Robert Robert - 2 months ago 17
Swift Question

How to constrain a generic sequence parameter to a tuple in Swift 3?

In Swift 2, I was able to write a function which operated on any sequence of, for example,

(String, Int)
. It looked something like this:

func test<T: SequenceType where T.Generator.Element == (String, Int)>(input: T) {
for (k, v) in input {
print(k, "=", String(v))
}
}


Using a tuple as the constrained type was particular useful so that it could accept dictionaries, such as
[String:Int]
, as their sequence type consisted of tuples.

In Swift 3, I believe a similar function would be:

func test<T: Sequence>(input: T) where T.Iterator.Element == (String, Int) {
for (k, v) in input {
print(k, "=", String(v))
}
}


But attempting to pass in a
[String:Int]
, for example:
test(input: ["a": 1, "b": 2])
, causes the error:


Generic parameter 'T' could not be inferred


As far as I can tell, dictionaries in Swift 3 still use a (Key, Value) tuple as their iterator type, so I think this should work.

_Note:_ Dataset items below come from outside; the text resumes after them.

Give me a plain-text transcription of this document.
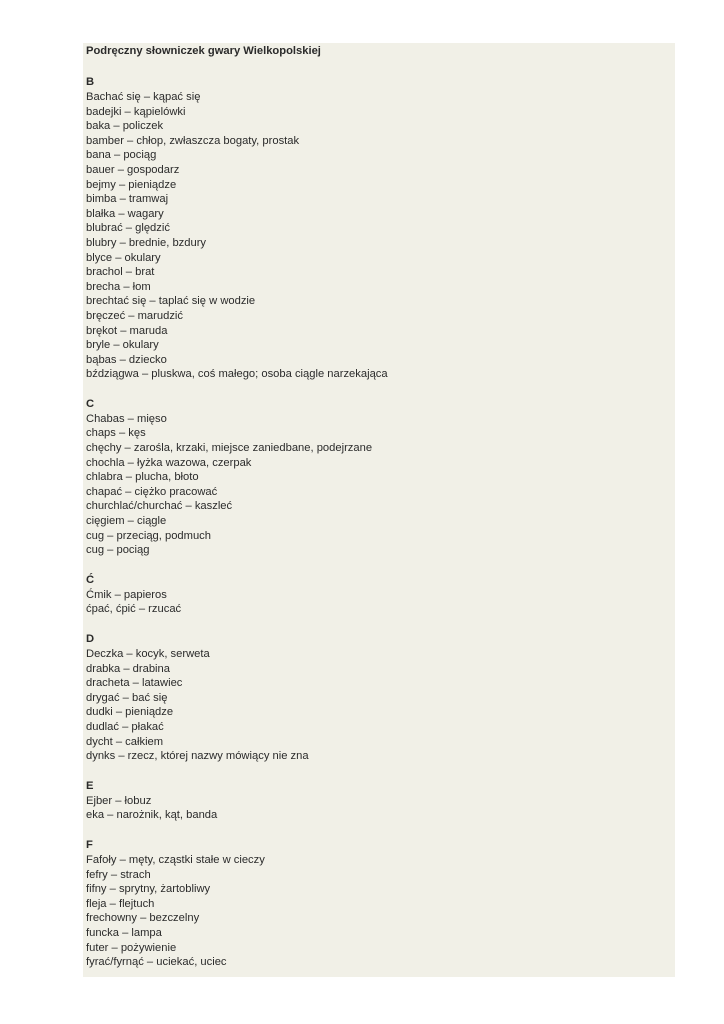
Podręczny słowniczek gwary Wielkopolskiej
B
Bachać się – kąpać się
badejki – kąpielówki
baka – policzek
bamber – chłop, zwłaszcza bogaty, prostak
bana – pociąg
bauer – gospodarz
bejmy – pieniądze
bimba – tramwaj
blałka – wagary
blubrać – ględzić
blubry – brednie, bzdury
blyce – okulary
brachol – brat
brecha – łom
brechtać się – taplać się w wodzie
bręczeć – marudzić
brękot – maruda
bryle – okulary
bąbas – dziecko
bździągwa – pluskwa, coś małego; osoba ciągle narzekająca
C
Chabas – mięso
chaps – kęs
chęchy – zarośla, krzaki, miejsce zaniedbane, podejrzane
chochla – łyżka wazowa, czerpak
chlabra – plucha, błoto
chapać – ciężko pracować
churchlać/churchać – kaszleć
cięgiem – ciągle
cug – przeciąg, podmuch
cug – pociąg
Ć
Ćmik – papieros
ćpać, ćpić – rzucać
D
Deczka – kocyk, serweta
drabka – drabina
dracheta – latawiec
drygać – bać się
dudki – pieniądze
dudlać – płakać
dycht – całkiem
dynks – rzecz, której nazwy mówiący nie zna
E
Ejber – łobuz
eka – narożnik, kąt, banda
F
Fafoły – męty, cząstki stałe w cieczy
fefry – strach
fifny – sprytny, żartobliwy
fleja – flejtuch
frechowny – bezczelny
funcka – lampa
futer – pożywienie
fyrać/fyrnąć – uciekać, uciec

In fact, if I don't use a single type as the constrained iterator type, such as
where T.Iterator.Element == String
, I can pass in something such as a
[String]
and it works correctly.

Is there something I'm missing, or might this be a regression in Swift 3?

Answer

An interesting example.

Let's check the definition of Dictionary about conforming to Sequence:

public func makeIterator() -> DictionaryIterator<Key, Value>

And then DictionaryIterator:

public mutating func next() -> (key: Key, value: Value)?

So, for Dictionary, T.Iterator.Element seems to be (key: Key, value: Value), not (Key, Value).

If you rewrite your function as:

func test<T: Sequence>(input: T) where T.Iterator.Element == (key: String, value: Int) {
    for (k, v) in input {
        print(k, "=", String(v))
    }
}

this works:

test(input: ["a": 1, "b": 2])

But this does not work:

test(input: [("a", 1),("b",2)]) //->Generic parameter 'T' could not be inferred

I'm not sure this is an intended feature or some sort of regression, or simply a bug.